How About a Mother-Friendly Breastfeeding Initiative?

It's time for safe, accurate, respectful breastfeeding policies.

Posted Mar 22, 2016

Source: FamVeld/iStock

The Baby Friendly Hospital Initiative (BFHI) is an effort to promote breastfeeding among new mothers. Hospitals can apply for Baby Friendly certification and receive it if they institute policies to educate women about the benefits of breastfeeding, make infant formula difficult to obtain within the hospital, promote continuous rooming-in of babies and abolish gifts of free formula samples.

Unfortunately, there is nothing friendly about efforts to promote breastfeeding while ignoring the individual needs of mothers and babies. There’s nothing friendly about hectoring new mothers or pressuring them into a specific intimate personal decision.

In my view, it’s time for a Mother-friendly breastfeeding initiative.

What would a mother friendly breastfeeding initiative look like? It would start with some basic truths about breastfeeding and mothering:

1. While breastfeeding has real benefits, in countries with clean water the benefits for full term babies are small, limited to a few less colds and episodes of diarrheal illness across the entire population of infants. Understanding and acknowledging this scientific reality is the first step to a safe, sane, respectful breastfeeding policy.

2. The obvious corollary to #1 is this: once a woman has been given accurate information about the benefits of breastfeeding, it does not matter what choice she makes, and therefore hospitals should not be devoting copious resources to promoting exclusive breastfeeding.

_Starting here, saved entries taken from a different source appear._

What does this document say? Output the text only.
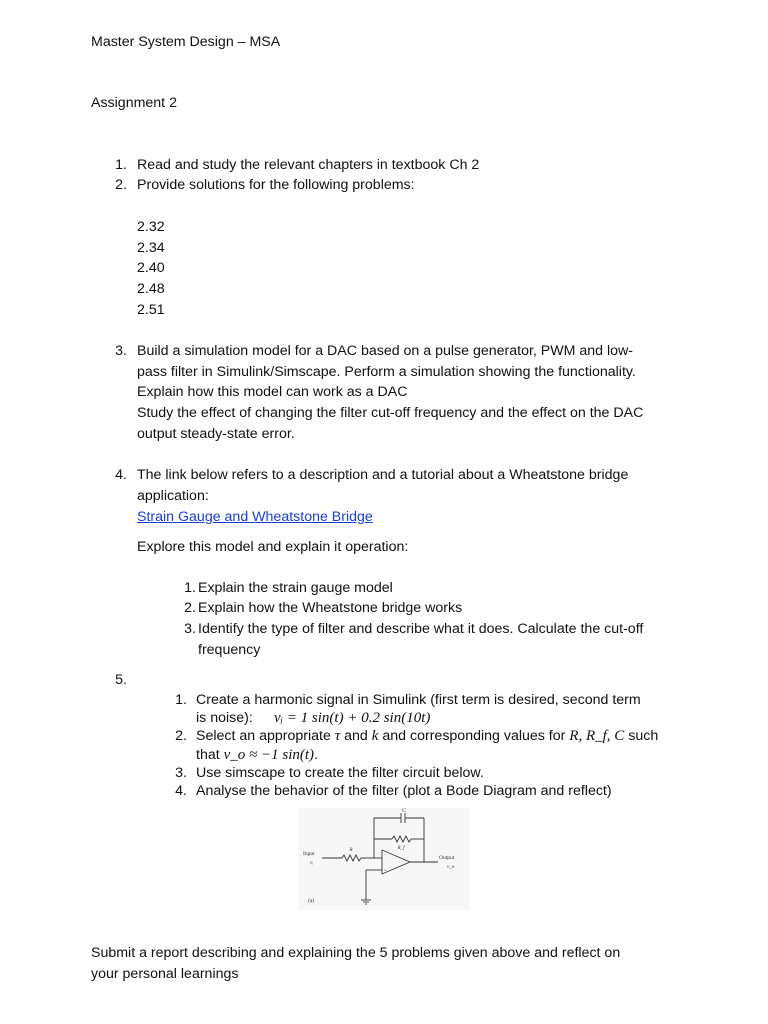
Master System Design – MSA
Assignment 2
1. Read and study the relevant chapters in textbook Ch 2
2. Provide solutions for the following problems:
2.32
2.34
2.40
2.48
2.51
3. Build a simulation model for a DAC based on a pulse generator, PWM and low-
pass filter in Simulink/Simscape. Perform a simulation showing the functionality.
Explain how this model can work as a DAC
Study the effect of changing the filter cut-off frequency and the effect on the DAC
output steady-state error.
4. The link below refers to a description and a tutorial about a Wheatstone bridge
application:
Strain Gauge and Wheatstone Bridge
Explore this model and explain it operation:
1. Explain the strain gauge model
2. Explain how the Wheatstone bridge works
3. Identify the type of filter and describe what it does. Calculate the cut-off
frequency
5.
1. Create a harmonic signal in Simulink (first term is desired, second term
is noise): vᵢ = 1 sin(t) + 0.2 sin(10t)
2. Select an appropriate τ and k and corresponding values for R, R_f, C such
that v_o ≈ −1 sin(t).
3. Use simscape to create the filter circuit below.
4. Analyse the behavior of the filter (plot a Bode Diagram and reflect)
−
+
C
R_f
R
Input
vᵢ
Output
v_o
(a)
Submit a report describing and explaining the 5 problems given above and reflect on
your personal learnings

Those resources would be much better spent on healthcare.

3. Formula is an excellent source of nutrition for babies. There is nothing wrong with it, and no mother should be made to feel guilty for feeding formula to her child, regardless of the reason for choosing it.

4. Breasts are part of a woman’s body. No one has the right to tell women how they should use their breasts.

5. I don’t know of a single endeavor where humiliation produces positive results. It’s time for lactation consultants to acknowledge that and stop the hectoring treatment being offered in hospitals.

6. In my judgment, boosting fragile maternal confidence is an important task of anyone who cares for women and babies. Setting arbitrary standards, ignoring women’s own needs, and pretending that every woman can breastfeed successfully are sure-fire ways to undermine self-confidence, not build it.

7. Don't treat new mothers as if they are uneducated. Every women knows that “breast is best.” If a woman decides to formula feed, it does not mean that she doesn’t understand the benefits of breastfeeding.

8. Breastmilk does not have magical properties. Its ability to prevent  illness is small and easily outstripped by vaccination. It does not increase intelligence; it does not prevent obesity; and it does not confer health on its recipients.

9. No one has ever demonstrated any benefit to donor breastmilk instead of formula for full term babies.

10. The risk of potentially contaminated donor breastmilk from unregulated arrangements far outstrips any theoretical benefits.

Why is it critically important to make our breastfeeding initiatives mother friendly?

We have made great strides in understanding the devastating impact of postpartum depression, yet we seem to ignore those insights when trying to promote breastfeeding. Adequate sleep, lots of help and feelings of competence can help prevent and treat postpartum depression. Why then do we act as if breastfeeding is more important than these factors so critical for women’s mental health?

It’s time for safe, sane and respectful breastfeeding policies.